Prosecutor Shannon Stevenson, the state solicitor general, told the jury during her opening statement that Cooper and Cichuniec violated every step of their training protocols during the incident and failed to examine McClain before injecting him with the maximum allowed dose of ketamine.

“At every single step they act with a total disregard for Elijah McClain as their patient, as a person,” Stevenson said.

Stevenson said the paramedics did not speak to McClain or try to understand his medical condition. They did not take his pulse until after they injected the ketamine and he went into cardiac arrest.

“The defendants were called to the scene to help Elijah McClain, to treat him as their patient,” Stevenson said. “Instead, they killed him.”

Police confronted McClain, who was not suspected of any crime, on the night of Aug. 24, 2019, after a bystander called 911 to report that the man was dressed in a winter coat and ski mask on a warm night, and was acting suspiciously as he walked home from a convenience store.

Police laid hands on McClain within seconds of stopping him and put him in a carotid chokehold at least twice.
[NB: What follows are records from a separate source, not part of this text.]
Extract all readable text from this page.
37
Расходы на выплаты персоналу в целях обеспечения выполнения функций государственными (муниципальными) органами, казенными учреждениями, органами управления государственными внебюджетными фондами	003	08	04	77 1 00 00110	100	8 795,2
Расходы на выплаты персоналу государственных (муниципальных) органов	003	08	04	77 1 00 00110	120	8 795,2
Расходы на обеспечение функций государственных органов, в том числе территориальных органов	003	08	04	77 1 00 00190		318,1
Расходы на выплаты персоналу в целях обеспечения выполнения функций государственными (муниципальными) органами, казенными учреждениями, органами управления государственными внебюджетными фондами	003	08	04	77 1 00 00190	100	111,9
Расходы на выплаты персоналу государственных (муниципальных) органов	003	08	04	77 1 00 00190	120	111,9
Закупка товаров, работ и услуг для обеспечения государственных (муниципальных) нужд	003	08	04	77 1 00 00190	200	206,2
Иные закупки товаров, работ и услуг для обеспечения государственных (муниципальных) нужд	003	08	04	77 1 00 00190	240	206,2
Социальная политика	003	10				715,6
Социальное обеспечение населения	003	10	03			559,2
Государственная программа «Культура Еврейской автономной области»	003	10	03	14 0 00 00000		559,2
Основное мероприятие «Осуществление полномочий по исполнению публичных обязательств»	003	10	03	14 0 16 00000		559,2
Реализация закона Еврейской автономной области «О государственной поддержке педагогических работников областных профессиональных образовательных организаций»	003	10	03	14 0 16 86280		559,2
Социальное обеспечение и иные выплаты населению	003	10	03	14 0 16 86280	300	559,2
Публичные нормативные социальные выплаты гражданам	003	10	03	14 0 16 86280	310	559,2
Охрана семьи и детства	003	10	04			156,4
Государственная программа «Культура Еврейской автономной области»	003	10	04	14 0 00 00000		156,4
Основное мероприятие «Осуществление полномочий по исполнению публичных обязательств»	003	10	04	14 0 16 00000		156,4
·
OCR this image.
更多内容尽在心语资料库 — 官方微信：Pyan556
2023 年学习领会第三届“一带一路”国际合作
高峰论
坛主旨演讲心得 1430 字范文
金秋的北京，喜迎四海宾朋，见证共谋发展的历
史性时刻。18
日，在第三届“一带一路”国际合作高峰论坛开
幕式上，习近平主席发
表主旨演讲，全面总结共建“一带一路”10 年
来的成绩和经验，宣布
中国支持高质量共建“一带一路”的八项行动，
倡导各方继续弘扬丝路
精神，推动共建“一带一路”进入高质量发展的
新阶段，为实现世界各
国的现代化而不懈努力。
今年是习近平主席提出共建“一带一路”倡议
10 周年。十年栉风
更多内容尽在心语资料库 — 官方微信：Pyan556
He vomited into his ski mask and repeatedly told officers he could not breathe.

Local prosecutors initially declined to file charges. That changed following the May 2020 killing of George Floyd, a Black man who died at the hands of Minneapolis police.

After Floyd’s death ignited global protests, Colorado Governor Jared Polis in June 2020 asked the state attorney general’s office to investigate McClain’s case. A state grand jury indicted the officers and paramedics in 2021.